Teaching your dog to stay

The aim of teaching your dog to ‘stay’ is so they remain in a specific position until you return to them. This can be a useful behaviour to teach your dog for any time you need them to stay in a certain place, for example to help keep them out of the way whilst you are doing the gardening or cooking!

This can be a challenging thing for dogs to learn, because we’re asking them to remain at a distance from us for an extended period of time, regardless of whatever distractions might be happening. That’s tricky to do, especially when we spend so much time with our dogs and teach them to come to us and pay us attention when we ask!

But every dog can learn to stay in one place, especially if training is always fun and rewarding. We do this by using reward-based training and progressing only very gradually, so our dogs can be confident at every stage.

Dog lying down
  1. Set your dog up for success by initially training in a quiet place like your home or garden. Ask your dog to sit (or lie down if this is easier or more comfortable for them), then reward them with a treat immediately. Encourage them to stand back up, and then repeat. This stage rewards them for the position you will eventually want them to remain in when you start moving away from them.

    Ask your dog to sit and wait one second before rewarding them with a treat. Then encourage them to move about and have a brief break, before repeating. Gradually build up the time between asking them to sit and rewarding them, until your dog can stay sitting still for five seconds. At this stage you will still be standing right next to them!


  2. Now you can add the word “stay”. Ask your dog to sit, then say “stay” and wait five seconds before rewarding them with a treat. Then encourage them to move away and have a short break. Only say “stay” once, don’t repeat yourself as you want your dog to be able to listen after just one ask!


  3. Gradually continue to build up the time that your dog stays sitting still. Once your dog can sit still for 10 seconds, start to make the length of time you ask them to stay still for before rewarding them completely unpredictable! For example, ask for three seconds before rewarding them then letting them move, then four seconds before rewarding, then two, then five, then eight… and so on!
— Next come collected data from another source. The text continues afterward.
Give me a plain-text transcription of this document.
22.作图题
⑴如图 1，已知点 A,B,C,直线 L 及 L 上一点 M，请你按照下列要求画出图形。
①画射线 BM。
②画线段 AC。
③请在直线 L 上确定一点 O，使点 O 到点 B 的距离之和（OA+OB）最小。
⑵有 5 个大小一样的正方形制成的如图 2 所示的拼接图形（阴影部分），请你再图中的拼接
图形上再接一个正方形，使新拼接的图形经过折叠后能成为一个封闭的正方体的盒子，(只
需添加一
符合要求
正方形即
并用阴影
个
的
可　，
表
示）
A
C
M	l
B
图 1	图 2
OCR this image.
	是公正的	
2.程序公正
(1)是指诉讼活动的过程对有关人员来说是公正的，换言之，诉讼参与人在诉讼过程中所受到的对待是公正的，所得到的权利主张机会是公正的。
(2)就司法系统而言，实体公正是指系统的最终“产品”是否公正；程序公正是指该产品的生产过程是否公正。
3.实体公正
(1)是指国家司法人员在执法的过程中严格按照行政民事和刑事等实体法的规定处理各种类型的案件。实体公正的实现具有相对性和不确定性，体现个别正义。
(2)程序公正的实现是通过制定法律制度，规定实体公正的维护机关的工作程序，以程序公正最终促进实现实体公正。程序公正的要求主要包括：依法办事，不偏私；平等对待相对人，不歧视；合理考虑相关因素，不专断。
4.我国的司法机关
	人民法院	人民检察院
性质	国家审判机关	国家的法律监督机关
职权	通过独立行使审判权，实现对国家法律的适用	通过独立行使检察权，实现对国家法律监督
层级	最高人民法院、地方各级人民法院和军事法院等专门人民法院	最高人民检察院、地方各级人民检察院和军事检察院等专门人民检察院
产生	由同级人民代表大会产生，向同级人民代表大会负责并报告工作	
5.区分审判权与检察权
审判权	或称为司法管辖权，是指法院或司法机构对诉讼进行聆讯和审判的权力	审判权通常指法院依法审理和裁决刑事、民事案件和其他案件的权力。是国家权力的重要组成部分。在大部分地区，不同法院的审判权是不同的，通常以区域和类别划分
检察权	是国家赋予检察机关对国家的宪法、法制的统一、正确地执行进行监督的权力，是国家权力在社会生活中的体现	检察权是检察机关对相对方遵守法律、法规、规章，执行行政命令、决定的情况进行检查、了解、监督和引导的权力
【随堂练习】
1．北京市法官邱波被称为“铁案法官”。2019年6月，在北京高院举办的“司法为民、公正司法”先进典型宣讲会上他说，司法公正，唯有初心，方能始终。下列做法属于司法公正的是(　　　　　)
This means your dog won’t be able to predict how long you need them to stay still for, so they shouldn’t start to get ready to move about until you have made it clear by returning to them and rewarding them.

    If your dog gets up before you have rewarded them, this could mean that the length of time you’re asking them to stay still for is too long at this point, or you have been training for too long and they’re tired or getting bored. Go back to some shorter stays, then finish the session or do something simple your dog knows well and can get right! Stay positive! Showing your dog that you are unhappy may confuse them and make them worry.


  4. Ask your dog to sit and “stay”. Just lean slightly to the side, away from them, to get them used to you moving your body away from them. Go back to your starting position and reward them. Encourage them to stand up and move around for a short break, and then repeat.

    Next, ask your dog to sit and “stay” and this time move one step to the side, then return to your dog and reward them if they have remained sitting down.

    Always return to your dog before you reward them. We want them to feel that the position they are staying in is really rewarding, as it always results in you returning and giving them a treat, so they won’t want to move at all! If you give the reward to your dog as you’re going back to them and they get up, you’re actually teaching them that getting up gets them the reward, so they’ll start to get up as soon as you start to return to them! Be careful to reward exactly what you want, which is your dog in the position in which you left them.

    Gradually build up how far and in what direction you move. As with building up the duration, we want to be unpredictable, so for example, you might practice moving one step to the side, then two, then one step backwards or on the diagonal, then four steps ahead. This variety teaches your dog that whatever direction you move away from them, they will still only get their treat reward for staying exactly in the position they were in when you said “stay”.


  5. You should now understand the principles and process of teaching your dog to stay, and they should be good at doing this within your home, so it’s time to take it on the road! When you start training, your dog may think 'stay' only means ‘stay’ inside the house or the garden, or wherever you’ve been practicing! You will need to go right back to the beginning whenever you start to train them in new places. But don’t worry, your dog will get quicker each time and will soon start to grasp the concept wherever you may be.

    Build distractions in gradually by carefully choosing the locations you practice in and how busy they are, especially as it becomes much harder for your dog to stay still the more activity that is happening around them. Start in the garden, then an empty park, then somewhere where people/dogs are far away, then closer, and so on. You can use even tastier and extra special treats in locations that are particularly challenging for them!

    You can also make distractions yourself. For example, can your dog stay whilst you roll a ball slowly (then gradually get faster), skip away, chat to someone else or go out of sight? The possibilities are only limited by your imagination and really help cement the concept of ‘stay’ to your dog. Remember, there is no need to rush! Building up the difficulty slowly and setting your dog up for success should mean your dog’s behaviour is more reliable.